The current US renewable fuel standard (RFS) was established under the 2005 Energy Security Act. Congress made several important revisions to it when it passed the 2007 Energy Independence and Security Act, including expanding coverage to diesel and off-highway fuels, establishing greenhouse gas reduction thresholds, and increasing renewable volume standards, according to EPA.

Scott said that NPRA does not believe it can properly review the proposals under the proposed second RFS during the existing comment period, and has joined API in formally asking EPA for at least 60 additional days. Even if the federal regulator grants the request, NPRA also thinks EPA won’t be able to adequately meet a Jan. 1, 2010 deadline, he continued.

“It took the agency almost 18 months to develop this proposal, and there are sure to be thousands, if not tens of thousands, of public comments on the proposal. It is hard to believe that the agency can give adequate and fair consideration to these public comments and meet this ambitious schedule,” Scott said.

Stakeholders also will need sufficient time to digest the final new rule and plan for compliance, he added. The first RFS was informally released in mid-April 2007 and became effective four and a half months later on Sept. 1, he said. “Clearly, the RFS-2 regulations, when finalized, will be far more complex than the RFS-1 rule and will require more lead time for compliance,” he suggested.

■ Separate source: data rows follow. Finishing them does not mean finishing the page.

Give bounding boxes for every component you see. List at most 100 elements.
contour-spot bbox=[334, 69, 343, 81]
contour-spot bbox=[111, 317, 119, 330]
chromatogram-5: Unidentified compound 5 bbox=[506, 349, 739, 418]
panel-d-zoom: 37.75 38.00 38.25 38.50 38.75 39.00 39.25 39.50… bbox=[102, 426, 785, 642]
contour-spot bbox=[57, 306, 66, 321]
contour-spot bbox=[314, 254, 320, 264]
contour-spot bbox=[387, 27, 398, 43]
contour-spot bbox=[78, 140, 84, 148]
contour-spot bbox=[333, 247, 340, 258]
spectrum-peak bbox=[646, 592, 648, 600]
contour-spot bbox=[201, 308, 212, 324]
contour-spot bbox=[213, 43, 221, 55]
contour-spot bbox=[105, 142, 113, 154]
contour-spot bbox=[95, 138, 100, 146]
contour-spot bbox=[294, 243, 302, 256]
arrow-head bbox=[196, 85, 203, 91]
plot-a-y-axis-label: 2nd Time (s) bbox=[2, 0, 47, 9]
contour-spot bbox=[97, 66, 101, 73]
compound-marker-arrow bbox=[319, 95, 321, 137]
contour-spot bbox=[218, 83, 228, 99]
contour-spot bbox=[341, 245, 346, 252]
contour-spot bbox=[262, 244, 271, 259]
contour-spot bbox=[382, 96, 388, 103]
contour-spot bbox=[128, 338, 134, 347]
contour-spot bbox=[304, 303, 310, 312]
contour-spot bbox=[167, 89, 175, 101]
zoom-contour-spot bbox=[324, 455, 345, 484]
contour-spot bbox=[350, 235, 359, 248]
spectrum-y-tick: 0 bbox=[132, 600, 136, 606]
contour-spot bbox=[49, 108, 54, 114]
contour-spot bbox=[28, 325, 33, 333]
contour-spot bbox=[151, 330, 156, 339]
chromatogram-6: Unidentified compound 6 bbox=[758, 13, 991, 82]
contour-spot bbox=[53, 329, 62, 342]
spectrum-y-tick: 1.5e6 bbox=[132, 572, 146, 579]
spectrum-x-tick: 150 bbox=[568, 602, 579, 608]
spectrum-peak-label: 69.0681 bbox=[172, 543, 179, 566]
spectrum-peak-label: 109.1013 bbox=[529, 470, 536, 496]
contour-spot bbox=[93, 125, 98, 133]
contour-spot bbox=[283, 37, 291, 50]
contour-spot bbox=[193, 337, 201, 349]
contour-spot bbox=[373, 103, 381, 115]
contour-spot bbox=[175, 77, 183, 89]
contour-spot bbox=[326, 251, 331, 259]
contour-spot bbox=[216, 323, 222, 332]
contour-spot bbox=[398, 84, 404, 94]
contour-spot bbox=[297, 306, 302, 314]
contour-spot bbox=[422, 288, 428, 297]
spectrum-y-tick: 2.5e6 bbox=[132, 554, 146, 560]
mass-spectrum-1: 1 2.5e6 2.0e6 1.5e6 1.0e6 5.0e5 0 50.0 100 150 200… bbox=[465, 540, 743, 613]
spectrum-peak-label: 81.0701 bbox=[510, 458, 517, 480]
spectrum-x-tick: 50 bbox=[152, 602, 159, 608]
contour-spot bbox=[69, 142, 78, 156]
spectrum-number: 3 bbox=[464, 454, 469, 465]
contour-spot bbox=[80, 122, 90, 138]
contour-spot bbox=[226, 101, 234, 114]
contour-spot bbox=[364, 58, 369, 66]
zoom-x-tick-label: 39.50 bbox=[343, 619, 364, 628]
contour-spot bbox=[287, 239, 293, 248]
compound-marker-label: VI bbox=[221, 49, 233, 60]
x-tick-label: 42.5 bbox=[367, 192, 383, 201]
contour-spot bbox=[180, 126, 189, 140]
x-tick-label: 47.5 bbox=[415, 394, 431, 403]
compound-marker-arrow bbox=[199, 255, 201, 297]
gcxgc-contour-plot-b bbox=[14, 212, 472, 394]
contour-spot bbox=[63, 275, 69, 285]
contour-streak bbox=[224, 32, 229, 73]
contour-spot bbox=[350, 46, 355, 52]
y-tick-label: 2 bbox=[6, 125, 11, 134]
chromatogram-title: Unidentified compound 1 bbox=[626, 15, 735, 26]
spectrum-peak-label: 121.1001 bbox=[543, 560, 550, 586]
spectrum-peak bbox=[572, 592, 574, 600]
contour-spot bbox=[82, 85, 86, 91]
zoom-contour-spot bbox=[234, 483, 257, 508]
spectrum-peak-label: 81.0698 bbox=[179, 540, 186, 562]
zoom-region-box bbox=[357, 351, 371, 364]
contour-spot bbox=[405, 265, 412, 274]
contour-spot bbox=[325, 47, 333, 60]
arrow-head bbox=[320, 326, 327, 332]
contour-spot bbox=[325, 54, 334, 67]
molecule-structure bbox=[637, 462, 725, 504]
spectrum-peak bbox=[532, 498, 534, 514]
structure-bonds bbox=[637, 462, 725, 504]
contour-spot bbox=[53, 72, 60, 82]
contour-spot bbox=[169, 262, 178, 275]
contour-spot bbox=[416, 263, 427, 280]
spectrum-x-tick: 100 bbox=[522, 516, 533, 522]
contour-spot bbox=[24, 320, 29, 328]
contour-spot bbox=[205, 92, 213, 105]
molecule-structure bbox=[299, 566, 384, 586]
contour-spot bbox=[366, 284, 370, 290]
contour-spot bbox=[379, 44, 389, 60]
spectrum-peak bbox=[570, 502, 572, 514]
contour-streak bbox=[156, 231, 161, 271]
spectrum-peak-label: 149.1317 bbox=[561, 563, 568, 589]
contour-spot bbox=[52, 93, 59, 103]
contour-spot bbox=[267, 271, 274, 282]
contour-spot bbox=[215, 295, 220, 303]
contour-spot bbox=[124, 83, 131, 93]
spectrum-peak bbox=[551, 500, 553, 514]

Mannato said that it is critically important that obligated parties and all others involved in the RFS, such as biofuel producers and distributors, also have time to prepare for implementation of the proposed standard’s complex four-tier mandate. “Also, the compliance issues associated with a partial year program should rule out that possibility. Therefore, it appears that the only option that is feasible is a Jan. 1, 2011 start date,” he said.